Founder effects. Reddit in general and any given sub in particular was initially populated with people who are a bit unusual in some fashion. E.g. the initial reddit population was very techy. This effect also applies to any Internet forum (both in that Internet forums are used by somewhat odd people like us and that an Internet forum on Thing will pull people interested in Thing and interest in Thing very likely correlates with many other factors, such as socioeconomic status, culture, gender, subculture)
General interest in going online to talk about things. The vast majority of people do not go online to talk and argue with strangers, those who do are different along a number of axes (such as a lack of young kids or higher disagreeableness) which in turn correlate with other traits and beliefs.
In Reddit case there's also an element of active moderation, mostly due to founder effects, but also due to them being the only ones actually caring a lot (being activist) the main subs are policed by a bunch of supermoderators (who are mods in hundreds of subs) with similar views on issues such as trans rights and as a moral duty will actively attempt to remove people who express other viewpoints to keep the place tidy (without the viewpoints that are offensive and wrong).

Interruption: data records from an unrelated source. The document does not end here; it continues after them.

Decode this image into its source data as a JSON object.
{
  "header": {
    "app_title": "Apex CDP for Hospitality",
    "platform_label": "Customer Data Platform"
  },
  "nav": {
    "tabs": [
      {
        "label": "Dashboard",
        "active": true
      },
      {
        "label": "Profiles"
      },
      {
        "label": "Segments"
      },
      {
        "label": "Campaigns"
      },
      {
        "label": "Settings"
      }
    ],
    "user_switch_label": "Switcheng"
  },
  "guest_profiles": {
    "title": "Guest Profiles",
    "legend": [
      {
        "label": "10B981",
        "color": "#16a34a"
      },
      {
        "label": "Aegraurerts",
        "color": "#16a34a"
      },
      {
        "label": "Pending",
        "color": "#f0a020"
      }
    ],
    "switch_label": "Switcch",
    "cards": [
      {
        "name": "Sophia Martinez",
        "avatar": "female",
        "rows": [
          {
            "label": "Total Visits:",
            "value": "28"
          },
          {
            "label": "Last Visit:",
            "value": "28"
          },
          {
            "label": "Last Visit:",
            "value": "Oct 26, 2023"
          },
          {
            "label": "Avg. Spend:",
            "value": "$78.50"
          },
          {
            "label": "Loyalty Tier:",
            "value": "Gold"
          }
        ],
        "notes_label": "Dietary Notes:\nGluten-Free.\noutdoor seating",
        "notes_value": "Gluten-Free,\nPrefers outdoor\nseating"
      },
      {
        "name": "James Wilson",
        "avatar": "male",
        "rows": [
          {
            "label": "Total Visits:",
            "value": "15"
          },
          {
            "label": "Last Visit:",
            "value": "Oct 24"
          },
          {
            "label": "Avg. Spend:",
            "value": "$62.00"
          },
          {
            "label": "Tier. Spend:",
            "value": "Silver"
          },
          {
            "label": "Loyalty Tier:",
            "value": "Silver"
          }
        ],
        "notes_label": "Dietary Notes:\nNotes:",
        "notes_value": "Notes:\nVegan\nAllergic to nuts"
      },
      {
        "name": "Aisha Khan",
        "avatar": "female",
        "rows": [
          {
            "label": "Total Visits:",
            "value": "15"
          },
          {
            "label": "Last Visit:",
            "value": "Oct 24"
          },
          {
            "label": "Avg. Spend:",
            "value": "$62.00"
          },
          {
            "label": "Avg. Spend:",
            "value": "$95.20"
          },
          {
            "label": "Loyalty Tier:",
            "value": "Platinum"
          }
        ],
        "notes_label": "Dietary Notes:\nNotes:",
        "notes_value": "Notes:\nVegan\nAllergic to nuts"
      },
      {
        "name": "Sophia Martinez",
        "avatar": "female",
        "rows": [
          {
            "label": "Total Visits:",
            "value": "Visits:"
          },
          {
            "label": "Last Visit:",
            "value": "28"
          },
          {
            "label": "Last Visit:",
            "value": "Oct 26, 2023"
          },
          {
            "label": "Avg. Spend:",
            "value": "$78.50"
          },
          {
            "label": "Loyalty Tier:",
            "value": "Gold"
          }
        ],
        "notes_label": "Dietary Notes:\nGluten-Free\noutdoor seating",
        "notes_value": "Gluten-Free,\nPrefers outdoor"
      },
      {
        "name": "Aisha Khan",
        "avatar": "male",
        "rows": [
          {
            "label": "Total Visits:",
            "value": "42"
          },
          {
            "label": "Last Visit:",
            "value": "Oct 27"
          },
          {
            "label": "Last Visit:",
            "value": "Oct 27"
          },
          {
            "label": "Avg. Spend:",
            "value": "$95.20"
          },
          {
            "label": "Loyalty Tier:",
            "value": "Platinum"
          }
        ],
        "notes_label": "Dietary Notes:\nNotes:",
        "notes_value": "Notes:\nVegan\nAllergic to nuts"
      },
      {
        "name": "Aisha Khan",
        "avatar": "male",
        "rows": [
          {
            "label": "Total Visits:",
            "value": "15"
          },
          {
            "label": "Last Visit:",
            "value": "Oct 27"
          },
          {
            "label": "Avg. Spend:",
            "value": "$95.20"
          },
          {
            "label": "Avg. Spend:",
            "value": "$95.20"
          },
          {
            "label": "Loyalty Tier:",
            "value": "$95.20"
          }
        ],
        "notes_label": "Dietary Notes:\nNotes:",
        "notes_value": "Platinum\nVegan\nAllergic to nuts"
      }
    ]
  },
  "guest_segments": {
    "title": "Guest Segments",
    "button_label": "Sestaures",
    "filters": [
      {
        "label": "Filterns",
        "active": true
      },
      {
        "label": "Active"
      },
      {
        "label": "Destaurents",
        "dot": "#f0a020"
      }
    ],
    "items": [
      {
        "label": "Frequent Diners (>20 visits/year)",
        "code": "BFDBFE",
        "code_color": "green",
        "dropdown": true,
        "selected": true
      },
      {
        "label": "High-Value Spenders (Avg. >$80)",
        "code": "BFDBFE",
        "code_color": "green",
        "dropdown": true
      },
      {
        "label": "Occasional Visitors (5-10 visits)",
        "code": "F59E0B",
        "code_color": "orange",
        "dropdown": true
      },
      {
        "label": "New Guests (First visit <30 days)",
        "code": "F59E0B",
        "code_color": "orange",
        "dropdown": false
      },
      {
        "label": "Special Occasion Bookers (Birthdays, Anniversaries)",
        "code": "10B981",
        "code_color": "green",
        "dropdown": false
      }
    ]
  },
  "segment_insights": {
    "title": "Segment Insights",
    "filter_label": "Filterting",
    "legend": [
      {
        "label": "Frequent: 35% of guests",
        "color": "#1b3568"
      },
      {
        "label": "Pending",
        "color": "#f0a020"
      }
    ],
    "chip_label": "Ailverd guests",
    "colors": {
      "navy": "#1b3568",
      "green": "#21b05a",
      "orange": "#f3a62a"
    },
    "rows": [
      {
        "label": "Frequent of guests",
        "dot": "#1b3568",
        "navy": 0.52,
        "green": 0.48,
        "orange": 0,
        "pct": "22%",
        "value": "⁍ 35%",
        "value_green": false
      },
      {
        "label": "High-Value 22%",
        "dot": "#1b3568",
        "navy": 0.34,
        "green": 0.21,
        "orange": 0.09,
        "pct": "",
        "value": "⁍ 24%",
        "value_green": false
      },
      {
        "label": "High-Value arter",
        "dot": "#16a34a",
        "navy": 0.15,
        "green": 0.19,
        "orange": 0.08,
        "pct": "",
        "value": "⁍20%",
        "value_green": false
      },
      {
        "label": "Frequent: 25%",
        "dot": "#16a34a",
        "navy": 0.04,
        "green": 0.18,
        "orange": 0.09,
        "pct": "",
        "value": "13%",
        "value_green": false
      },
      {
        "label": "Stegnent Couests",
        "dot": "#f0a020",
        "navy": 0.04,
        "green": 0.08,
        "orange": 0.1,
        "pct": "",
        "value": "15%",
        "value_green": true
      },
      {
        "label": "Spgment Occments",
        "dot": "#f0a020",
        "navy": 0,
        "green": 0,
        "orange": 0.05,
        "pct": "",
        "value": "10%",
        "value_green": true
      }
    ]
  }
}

Reddit has a severe astroturfing problem. Any subreddit that gets any attention (or ends up in /r/all) gets hammered with socket puppets and astroturf campaigns. Groups can very cheaply buy upvotes for pretty much anything.
Reddit has shown little appetite for combating this issue because their value is the number of eyeball-seconds they receive every day. They want to report huge eyeball numbers you investors and advertisers.
> When the system intrinsically works by producing shitty managers the problem is in the system, by definition.
Is bad management intrinsic though? Wouldn't that make the presence of good management surprising?
It seems to me that people work better when they enjoy their job and nobody likes working under a bad manager, so bad management is a sign of incompetence and degrades operations.
The presence of bad management is an opportunity to optimize operations; treating people well is generally good for the people and the business.
When your best talent leaves you without any recourse, and onboarding new talent takes 3-6+ months, they will definitely start to care. My last company is imploding due to this exact scenario. They didn't want to listen to their experts and are now reaping those particular rewards.
This only protects "your best talent". The company is free to mistreat all the rest of the people who don't have the unique skill set to guarantee themselves better treatment. That is capitalism working as intended.
I suggest we should have something like an actor's guild instead, where a floor of basic protections are necessary but there's no ceiling on payment and benefits.